The Making of the DSM and the Unmaking of Psychiatry

by Gary Greenberg

Pub Date: May 2nd, 2013
ISBN: 978-0-399-15853-7
Publisher: Blue Rider Press

A loose-limbed, skeptically informed critique of the Diagnostic and Statistical Manual, with particular interest in its forthcoming, fifth incarnation.

Like it or not, the DSM is a controversial book from almost any approach, and Mother Jones contributor Greenberg (Manufacturing Depression, 2010, etc.) explores them all in this rangy commentary. The DSM has been accused of corruption, infected by Big Pharma looking for new targets and doctors looking for new patients, and its editors have been accused of deception, evasion and secrecy as they garner millions in profit for the American Psychiatric Association. But the authority it has gathered is perhaps most damning: descriptive agreement between practitioners masquerading as medical science, its diagnoses putting critical educational and insurance benefits on the block, a realized potential for overmedicating what may well be normal behavioral responses.
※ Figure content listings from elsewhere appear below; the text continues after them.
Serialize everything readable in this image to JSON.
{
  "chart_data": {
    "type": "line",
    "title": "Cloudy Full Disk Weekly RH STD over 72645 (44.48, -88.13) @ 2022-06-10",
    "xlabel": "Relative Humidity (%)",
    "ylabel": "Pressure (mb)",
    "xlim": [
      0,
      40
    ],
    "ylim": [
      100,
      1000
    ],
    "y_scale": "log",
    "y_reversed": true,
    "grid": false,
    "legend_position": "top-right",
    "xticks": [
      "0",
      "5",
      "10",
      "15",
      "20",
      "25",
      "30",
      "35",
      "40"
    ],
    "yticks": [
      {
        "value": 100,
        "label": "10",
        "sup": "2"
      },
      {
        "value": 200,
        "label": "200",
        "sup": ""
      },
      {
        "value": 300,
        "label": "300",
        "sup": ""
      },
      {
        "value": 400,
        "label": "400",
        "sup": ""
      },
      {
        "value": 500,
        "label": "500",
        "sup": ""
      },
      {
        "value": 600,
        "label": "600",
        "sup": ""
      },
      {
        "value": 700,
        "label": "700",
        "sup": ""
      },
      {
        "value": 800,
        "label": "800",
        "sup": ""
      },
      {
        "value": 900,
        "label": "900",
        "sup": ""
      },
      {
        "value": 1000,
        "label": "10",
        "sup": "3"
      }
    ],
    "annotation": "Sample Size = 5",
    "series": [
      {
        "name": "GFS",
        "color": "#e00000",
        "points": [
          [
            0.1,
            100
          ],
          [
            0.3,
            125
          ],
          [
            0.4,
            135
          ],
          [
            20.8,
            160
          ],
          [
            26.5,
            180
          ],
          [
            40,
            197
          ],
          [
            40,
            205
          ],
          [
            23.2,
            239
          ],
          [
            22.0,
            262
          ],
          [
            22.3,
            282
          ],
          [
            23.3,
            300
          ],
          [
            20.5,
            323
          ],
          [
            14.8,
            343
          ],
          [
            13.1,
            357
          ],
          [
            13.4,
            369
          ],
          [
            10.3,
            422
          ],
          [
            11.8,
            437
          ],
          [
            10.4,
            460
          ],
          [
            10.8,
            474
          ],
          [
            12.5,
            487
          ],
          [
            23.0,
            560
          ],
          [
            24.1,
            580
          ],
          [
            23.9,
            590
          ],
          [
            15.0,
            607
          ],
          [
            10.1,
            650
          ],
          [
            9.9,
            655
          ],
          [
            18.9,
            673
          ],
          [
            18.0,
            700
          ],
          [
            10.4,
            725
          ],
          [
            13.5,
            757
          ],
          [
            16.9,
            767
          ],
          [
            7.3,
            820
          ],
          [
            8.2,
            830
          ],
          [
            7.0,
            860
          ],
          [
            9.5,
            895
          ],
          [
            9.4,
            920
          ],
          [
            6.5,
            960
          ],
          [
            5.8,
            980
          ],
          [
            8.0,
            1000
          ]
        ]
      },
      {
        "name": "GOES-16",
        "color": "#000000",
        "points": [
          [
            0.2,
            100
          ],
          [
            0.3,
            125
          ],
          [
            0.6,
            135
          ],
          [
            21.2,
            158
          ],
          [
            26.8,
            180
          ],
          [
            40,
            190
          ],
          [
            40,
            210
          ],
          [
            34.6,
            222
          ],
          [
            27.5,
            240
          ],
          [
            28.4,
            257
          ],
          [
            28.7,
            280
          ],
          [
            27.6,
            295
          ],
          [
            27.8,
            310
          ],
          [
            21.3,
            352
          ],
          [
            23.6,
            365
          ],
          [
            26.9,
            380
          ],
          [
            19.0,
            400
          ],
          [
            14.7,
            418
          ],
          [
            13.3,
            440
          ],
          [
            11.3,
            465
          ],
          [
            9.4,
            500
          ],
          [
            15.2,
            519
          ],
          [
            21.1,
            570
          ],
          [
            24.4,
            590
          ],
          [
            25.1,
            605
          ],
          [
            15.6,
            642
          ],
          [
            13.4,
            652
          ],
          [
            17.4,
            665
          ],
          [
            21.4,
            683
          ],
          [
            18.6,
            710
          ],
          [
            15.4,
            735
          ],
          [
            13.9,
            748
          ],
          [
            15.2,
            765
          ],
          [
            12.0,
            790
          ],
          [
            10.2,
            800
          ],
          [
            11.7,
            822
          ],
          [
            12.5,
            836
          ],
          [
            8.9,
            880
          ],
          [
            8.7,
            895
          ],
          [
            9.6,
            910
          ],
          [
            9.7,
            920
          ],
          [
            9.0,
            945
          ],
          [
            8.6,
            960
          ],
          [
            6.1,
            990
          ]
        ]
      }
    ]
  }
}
A practicing psychotherapist, Greenberg is not about to throw the baby out with the bath water, to deride the urge to recognize and classify our psychological travails, but he does take exception when those categories claim more than they can deliver and our prejudices lead to wild surmises mostly out of touch with the landscape of suffering’s natural boundaries. Greenberg is an entertaining guide through the treacheries and valuable instances of the DSM, interviewing members on both sides of the divide and keeping the proceedings conversational even when discussing the manual’s pretensions toward epistemic iteration. He also brings his own practice into the picture, with examples of the DSM falling woefully short in capturing the complexity of personality.

Bright, humorous and seriously thoroughgoing, Greenberg takes all the DSMs for a spin as revealing as the emperor’s new clothes.